An ounce of prevention is worth a pound of cure. This is true in terms of Grandma logic and in the world of data management. Organizations spend millions implementing new ERP and business application solutions but frequently neglect the foresight to plan out master data management after the transformation occurs.
Implementation partners are the best in the world at implementing new solution, whether it be Oracle Cloud, SAP, Workday, D365, or another solution. Implementation partners/consultants know their stuff. I've worked with tons of them. They're whip smart and driven to make the solution work. However, the focus is making the solution work for you and not how to improve and sustain your data's value and cleanliness.
I'm going to spend a minute with you today to outlining how to start a conversation on data quality and data management in a way that can help prevent it from backsliding and costing a fortune to fix in a few years and invigorating the organization's data governance.
A good way to start that conversation is too talk through how data quality is going to maintained on an ongoing basis and that if it is not measured, it will degrade.

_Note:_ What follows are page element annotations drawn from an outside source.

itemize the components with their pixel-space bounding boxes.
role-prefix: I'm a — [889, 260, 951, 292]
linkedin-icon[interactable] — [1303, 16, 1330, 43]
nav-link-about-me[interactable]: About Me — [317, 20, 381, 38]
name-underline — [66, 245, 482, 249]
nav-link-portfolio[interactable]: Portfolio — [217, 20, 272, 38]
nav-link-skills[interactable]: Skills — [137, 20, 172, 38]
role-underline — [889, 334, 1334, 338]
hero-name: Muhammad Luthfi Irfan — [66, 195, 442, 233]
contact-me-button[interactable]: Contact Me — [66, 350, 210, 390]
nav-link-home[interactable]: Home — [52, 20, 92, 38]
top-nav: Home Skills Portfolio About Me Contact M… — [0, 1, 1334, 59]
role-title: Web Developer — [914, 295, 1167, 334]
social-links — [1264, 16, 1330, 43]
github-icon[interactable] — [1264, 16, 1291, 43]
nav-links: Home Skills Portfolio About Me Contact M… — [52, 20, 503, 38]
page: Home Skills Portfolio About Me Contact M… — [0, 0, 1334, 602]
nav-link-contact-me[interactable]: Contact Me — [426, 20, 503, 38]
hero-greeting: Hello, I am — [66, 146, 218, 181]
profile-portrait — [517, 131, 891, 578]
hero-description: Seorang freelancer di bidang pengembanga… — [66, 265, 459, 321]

- Work with the stakeholders to rough out key data areas that cause significant impact and the impact of that data if it degrades
- Create a rudimentary scorecard by outlining out the acceptable level for each issue
- Collaborate with the team to identify who owns these metrics and if there are mechanisms in place that capture to them
Once the basics of the process and the seed is planted about measuring data quality and how it affects the organization, start to dive deep into the types of data quality issues that affect the business.
Think cross platform data flows and how/where data can go south as it moves across the landscape. After the data conversations has started, there is a lot more that the team can do, but the important part is that everyone is starting to recognize the value and impact data has.
This small mindset shift will pay off dividends in terms of efficiency and insights as the data governance and master data management culture begins to take shape.